Lines Depicting Simple Happiness by Peter Gizzi
The shine on her buckle took precedence in sun
Her shine, I should say, could take me anywhere
It feels right to be up this close in tight wind
It feels right to notice all the shiny things about you
About you there is nothing I wouldn’t want to know
With you nothing is simple yet nothing is simpler
About you many good things come into relation
I think of proofs and grammar, vowel sounds, like
A is for knee socks, E for panties
I is for buttondown, O the blouse you wear
U is for hair clip, and Y your tight skirt
The music picks up again, I am the man I hope to be
The bright air hangs freely near your newly cut hair
It is so easy now to see gravity at work in your face
Easy to understand time, that dark process
To accept it as a beautiful process, your face
I Carry Your Heart With Me By E. E. Cummings
i carry your heart with me(i carry it in
my heart)i am never without it(anywhere
i go you go,my dear; and whatever is done
by only me is your doing,my darling)
no fate(for you are my fate,my sweet)i want
no world(for beautiful you are my world,my true)
and it’s you are whatever a moon has always meant
and whatever a sun will always sing is you
here is the deepest secret nobody knows
(here is the root of the root and the bud of the bud
and the sky of the sky of a tree called life;which grows
higher than the soul can hope or mind can hide)
and this is the wonder that’s keeping the stars apart
i carry your heart(i carry it in my heart)
Separation by W.S. Merwin
Your absence has gone through me
Like thread through a needle.
Everything I do is stitched with its color.
You Fit Into Me by Margaret Atwood
you fit into me
like a hook into an eye
a fish hook
an open eye
One Hundred Love Sonnets: XVII by Pablo Neruda
I don’t love you as if you were a rose of salt, topaz,
or arrow of carnations that propagate fire:
I love you as one loves certain obscure things,
secretly, between the shadow and the soul.

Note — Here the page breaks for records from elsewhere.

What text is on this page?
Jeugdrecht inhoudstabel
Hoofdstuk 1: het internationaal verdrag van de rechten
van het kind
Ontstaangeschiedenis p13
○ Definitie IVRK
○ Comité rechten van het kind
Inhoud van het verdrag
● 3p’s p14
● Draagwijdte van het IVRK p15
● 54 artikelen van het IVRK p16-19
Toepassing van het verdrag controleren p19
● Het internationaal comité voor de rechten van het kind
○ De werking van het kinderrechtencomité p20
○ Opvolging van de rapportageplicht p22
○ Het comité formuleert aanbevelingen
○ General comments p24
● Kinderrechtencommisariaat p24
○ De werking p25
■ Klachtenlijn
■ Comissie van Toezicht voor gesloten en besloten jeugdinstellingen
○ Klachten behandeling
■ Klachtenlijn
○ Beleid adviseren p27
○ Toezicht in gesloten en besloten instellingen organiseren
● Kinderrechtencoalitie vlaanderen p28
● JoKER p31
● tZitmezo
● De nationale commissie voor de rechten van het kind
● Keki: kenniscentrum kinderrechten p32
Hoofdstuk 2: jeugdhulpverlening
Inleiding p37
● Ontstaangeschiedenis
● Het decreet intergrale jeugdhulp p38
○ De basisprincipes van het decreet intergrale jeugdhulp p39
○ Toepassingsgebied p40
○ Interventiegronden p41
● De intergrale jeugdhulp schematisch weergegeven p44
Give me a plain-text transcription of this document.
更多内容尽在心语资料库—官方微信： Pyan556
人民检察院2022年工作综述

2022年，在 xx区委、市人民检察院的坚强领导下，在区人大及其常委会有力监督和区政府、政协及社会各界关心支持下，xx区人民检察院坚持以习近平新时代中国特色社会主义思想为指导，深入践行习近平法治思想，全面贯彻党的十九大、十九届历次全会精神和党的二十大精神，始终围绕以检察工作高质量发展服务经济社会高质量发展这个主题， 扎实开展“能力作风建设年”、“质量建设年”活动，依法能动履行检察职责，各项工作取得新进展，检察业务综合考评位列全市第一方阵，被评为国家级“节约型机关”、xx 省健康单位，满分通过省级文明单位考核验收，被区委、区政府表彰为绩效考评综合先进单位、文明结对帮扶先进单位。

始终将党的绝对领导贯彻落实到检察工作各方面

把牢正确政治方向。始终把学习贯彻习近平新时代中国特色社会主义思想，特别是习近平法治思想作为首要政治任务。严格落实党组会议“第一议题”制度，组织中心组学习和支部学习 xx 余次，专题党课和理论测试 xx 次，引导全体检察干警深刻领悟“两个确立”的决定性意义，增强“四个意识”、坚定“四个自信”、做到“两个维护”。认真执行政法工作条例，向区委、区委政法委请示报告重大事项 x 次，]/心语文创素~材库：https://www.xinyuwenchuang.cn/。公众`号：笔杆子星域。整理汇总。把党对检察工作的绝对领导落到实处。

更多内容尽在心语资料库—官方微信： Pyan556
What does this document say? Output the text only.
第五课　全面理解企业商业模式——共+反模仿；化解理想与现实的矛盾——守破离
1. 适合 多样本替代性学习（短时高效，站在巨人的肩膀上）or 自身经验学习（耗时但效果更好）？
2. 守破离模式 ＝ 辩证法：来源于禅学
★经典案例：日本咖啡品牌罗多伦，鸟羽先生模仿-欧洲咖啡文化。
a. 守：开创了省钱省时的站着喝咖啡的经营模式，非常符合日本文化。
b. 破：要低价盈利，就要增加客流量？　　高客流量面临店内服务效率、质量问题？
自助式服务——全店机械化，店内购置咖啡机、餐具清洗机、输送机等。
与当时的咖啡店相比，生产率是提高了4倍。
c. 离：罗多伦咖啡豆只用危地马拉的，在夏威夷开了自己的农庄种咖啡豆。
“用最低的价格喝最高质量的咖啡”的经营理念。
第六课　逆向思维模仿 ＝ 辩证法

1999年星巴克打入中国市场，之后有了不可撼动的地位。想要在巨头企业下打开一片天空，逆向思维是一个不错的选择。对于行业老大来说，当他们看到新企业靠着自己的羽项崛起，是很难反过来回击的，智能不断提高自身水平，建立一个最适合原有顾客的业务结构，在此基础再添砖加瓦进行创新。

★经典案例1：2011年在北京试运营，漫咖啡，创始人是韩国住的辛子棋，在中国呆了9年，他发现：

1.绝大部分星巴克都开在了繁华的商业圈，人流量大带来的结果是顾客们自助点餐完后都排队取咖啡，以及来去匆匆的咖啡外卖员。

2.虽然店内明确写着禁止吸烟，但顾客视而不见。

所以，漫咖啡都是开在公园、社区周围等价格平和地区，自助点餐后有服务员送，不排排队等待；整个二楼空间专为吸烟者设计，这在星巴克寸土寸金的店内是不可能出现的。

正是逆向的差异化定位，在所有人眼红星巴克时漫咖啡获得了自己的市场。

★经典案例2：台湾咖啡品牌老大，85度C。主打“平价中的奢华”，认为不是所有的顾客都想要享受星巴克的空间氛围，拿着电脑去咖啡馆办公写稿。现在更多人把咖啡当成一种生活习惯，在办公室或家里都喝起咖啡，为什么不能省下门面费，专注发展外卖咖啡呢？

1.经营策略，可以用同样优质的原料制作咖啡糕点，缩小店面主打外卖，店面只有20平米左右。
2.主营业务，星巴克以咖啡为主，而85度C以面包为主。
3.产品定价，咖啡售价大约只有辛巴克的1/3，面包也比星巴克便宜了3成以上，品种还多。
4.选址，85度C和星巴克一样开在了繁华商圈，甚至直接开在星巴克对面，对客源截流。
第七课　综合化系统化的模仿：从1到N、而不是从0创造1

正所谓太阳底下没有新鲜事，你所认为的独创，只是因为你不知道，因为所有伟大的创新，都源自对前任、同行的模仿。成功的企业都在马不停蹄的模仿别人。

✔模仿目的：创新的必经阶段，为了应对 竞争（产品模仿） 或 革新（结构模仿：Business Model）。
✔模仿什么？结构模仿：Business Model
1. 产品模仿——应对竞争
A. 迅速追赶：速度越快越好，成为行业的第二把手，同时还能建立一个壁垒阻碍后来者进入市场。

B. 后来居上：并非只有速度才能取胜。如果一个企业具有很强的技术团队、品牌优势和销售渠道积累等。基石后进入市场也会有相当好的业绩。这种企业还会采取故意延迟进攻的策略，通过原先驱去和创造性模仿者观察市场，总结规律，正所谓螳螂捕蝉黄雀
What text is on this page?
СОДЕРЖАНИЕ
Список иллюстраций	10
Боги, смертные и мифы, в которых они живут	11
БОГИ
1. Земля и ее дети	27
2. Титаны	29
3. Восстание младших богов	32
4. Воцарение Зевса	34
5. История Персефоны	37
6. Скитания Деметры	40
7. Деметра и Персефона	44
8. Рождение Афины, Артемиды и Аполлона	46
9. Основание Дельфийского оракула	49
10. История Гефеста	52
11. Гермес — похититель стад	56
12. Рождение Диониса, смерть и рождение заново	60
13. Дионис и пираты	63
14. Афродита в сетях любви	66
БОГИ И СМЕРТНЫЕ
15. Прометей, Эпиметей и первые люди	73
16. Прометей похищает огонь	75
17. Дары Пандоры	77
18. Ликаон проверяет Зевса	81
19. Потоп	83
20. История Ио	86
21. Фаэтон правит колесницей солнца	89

I love you as the plant that doesn’t bloom but carries
the light of those flowers, hidden, within itself,
and thanks to your love the tight aroma that arose
from the earth lives dimly in my body.
I love you without knowing how, or when, or from where,
I love you directly without problems or pride:
I love you like this because I don’t know any other way to love,
except in this form in which I am not nor are you,
so close that your hand upon my chest is mine,
so close that your eyes close with my dreams.